| I thought this was a good article. I think the relationship between streamers and their audience is a more extreme form of the relationship between celebrities and their fans (some of whom may tend toward fanatical). It's not surprising that things end up this way. When you remove the music/movies/whatever that the celebrity is producing and give the fans direct, real-time access to the celebrity's life things were bound to get weird. One area where I disagree with the article is this characterization: > [Viewers] are immersed in an online culture that believes that “social-justice warriors” and political correctness are the main obstacles to self-actualization In my opinion this kind of "extreme speech" should rarely be taken literally. Instead, misogny/racism/xenophobia/ranting about "SJWs" on the internet should be viewed as a weird kind of performance art rather than an expression of genuine beliefs.

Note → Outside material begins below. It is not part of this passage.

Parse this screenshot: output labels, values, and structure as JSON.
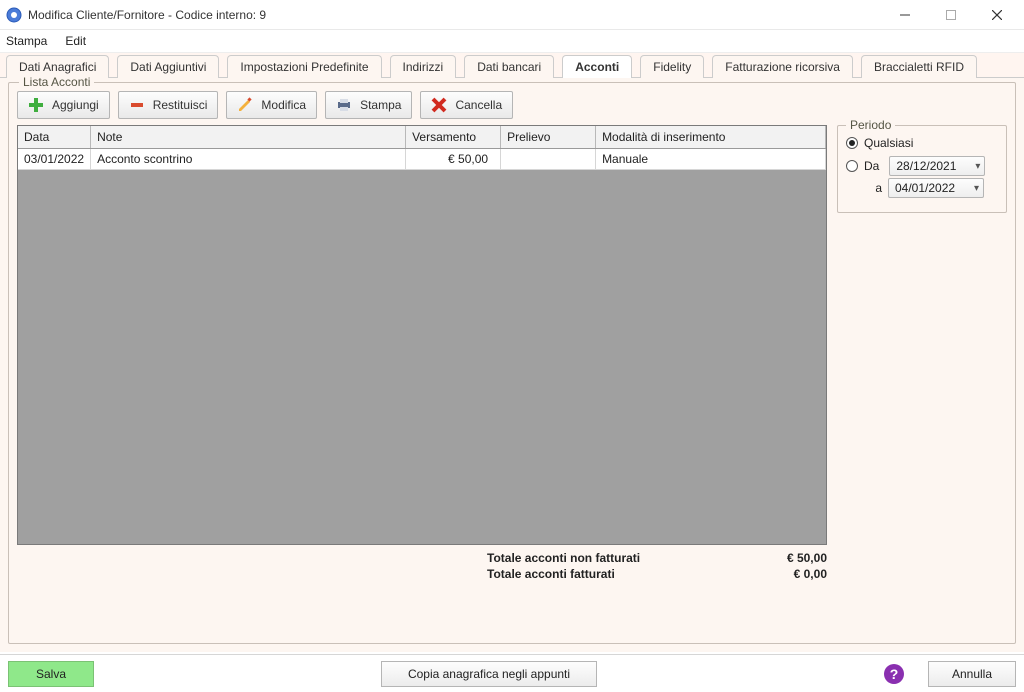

None of that makes it pleasant to an uninitiated spectator, but I'd compare that to how someone might find a dead baby joke terribly offensive. Really, I'd compare the whole thing to an inside joke between friends that would be considered "over the line" if someone else heard it. There's nothing new about that. |
That's what surrogates said about donald trump before the election. The muslim ban was just hyperbole. Then he got elected, and people were getting detained at the airport.
Now I'm not naive, and I know that some of the outrageous speech of online trolls is just for show. The problem is, you can't detect sarcasm online. White supremacist groups are actively recruiting on chan boards. You can't say it's all just a joke.